Christoph Willibald Gluck (1714–1787) reformó la ópera tan a fondo que el género ya no pudo volver a ser lo que había sido. Hijo de un guardabosques de la frontera checo-alemana, hizo un largo camino — Praga, Milán, Londres, Viena, París. Empezó escribiendo la opera seria italiana que su época esperaba, con sus arias fastuosas y sus números de virtuosismo para los cantantes, hasta que comprendió que la ópera se había convertido en un concierto de solistas en el que el drama se ahogaba.
La ruptura llegó en 1762, con el estreno vienés de Orfeo ed Euridice sobre libreto de Ranieri Calzabigi. Gluck hizo lo que parecía imposible: despojó la obra de ornamentos y escribió una música de grandeza sencilla en la que nada importaba más que la verdad del sentimiento. El aria de Orfeo «Che farò senza Euridice», la famosa melodía de flauta de la Danza de los espíritus bienaventurados y la escena en los Campos Elíseos se volvieron el modelo de un nuevo estilo operístico, «noble». En el prefacio de Alceste (1767) dejó sentados sus principios: la música debe servir a la poesía y a la acción dramática, no a la vanidad de los cantantes.
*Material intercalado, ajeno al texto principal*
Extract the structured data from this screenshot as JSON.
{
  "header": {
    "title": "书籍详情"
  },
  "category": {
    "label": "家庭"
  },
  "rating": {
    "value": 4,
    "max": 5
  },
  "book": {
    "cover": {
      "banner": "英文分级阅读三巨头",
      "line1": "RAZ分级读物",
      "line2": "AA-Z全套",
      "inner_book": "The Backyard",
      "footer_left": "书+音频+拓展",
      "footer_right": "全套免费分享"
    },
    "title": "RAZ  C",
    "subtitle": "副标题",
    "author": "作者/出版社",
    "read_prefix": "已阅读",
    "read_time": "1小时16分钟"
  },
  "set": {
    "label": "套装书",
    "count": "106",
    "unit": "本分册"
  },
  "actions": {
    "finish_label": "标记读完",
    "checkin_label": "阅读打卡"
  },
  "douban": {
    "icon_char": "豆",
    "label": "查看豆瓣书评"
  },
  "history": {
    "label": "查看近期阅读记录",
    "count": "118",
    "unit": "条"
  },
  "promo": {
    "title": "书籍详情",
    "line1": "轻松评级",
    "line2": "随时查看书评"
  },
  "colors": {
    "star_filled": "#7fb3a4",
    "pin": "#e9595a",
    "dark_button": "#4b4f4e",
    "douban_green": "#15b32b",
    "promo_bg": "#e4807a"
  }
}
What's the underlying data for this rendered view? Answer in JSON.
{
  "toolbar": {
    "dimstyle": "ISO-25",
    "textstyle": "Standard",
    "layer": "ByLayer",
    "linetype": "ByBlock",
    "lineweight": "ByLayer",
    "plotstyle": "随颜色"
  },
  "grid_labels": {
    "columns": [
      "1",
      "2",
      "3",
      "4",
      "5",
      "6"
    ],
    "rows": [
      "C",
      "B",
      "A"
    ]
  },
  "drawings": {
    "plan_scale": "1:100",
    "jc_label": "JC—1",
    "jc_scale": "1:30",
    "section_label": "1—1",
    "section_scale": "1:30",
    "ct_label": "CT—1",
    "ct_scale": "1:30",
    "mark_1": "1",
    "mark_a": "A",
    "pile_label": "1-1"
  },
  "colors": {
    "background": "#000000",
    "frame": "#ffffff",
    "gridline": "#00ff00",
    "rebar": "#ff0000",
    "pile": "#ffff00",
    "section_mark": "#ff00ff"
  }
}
En la década de 1770 Gluck se instaló en París, donde en la célebre querella de gluckistas y piccinnistas defendió la idea del teatro musical como alta tragedia. Su Iphigénie en Aulide y, sobre todo, Iphigénie en Tauride son modelos de claridad clásica y de fuerza emocional; Berlioz y Wagner los admirarían más tarde.
El joven Antonio Salieri estudió con él, y de su obra nació la nueva comprensión de la ópera que Mozart honraría en Idomeneo, Berlioz en Les Troyens y Wagner en sus propios manifiestos reformadores.
Gluck no importa por tal o cual melodía, sino por un viraje: después de él la ópera vuelve a ser drama, y no un desfile de voces.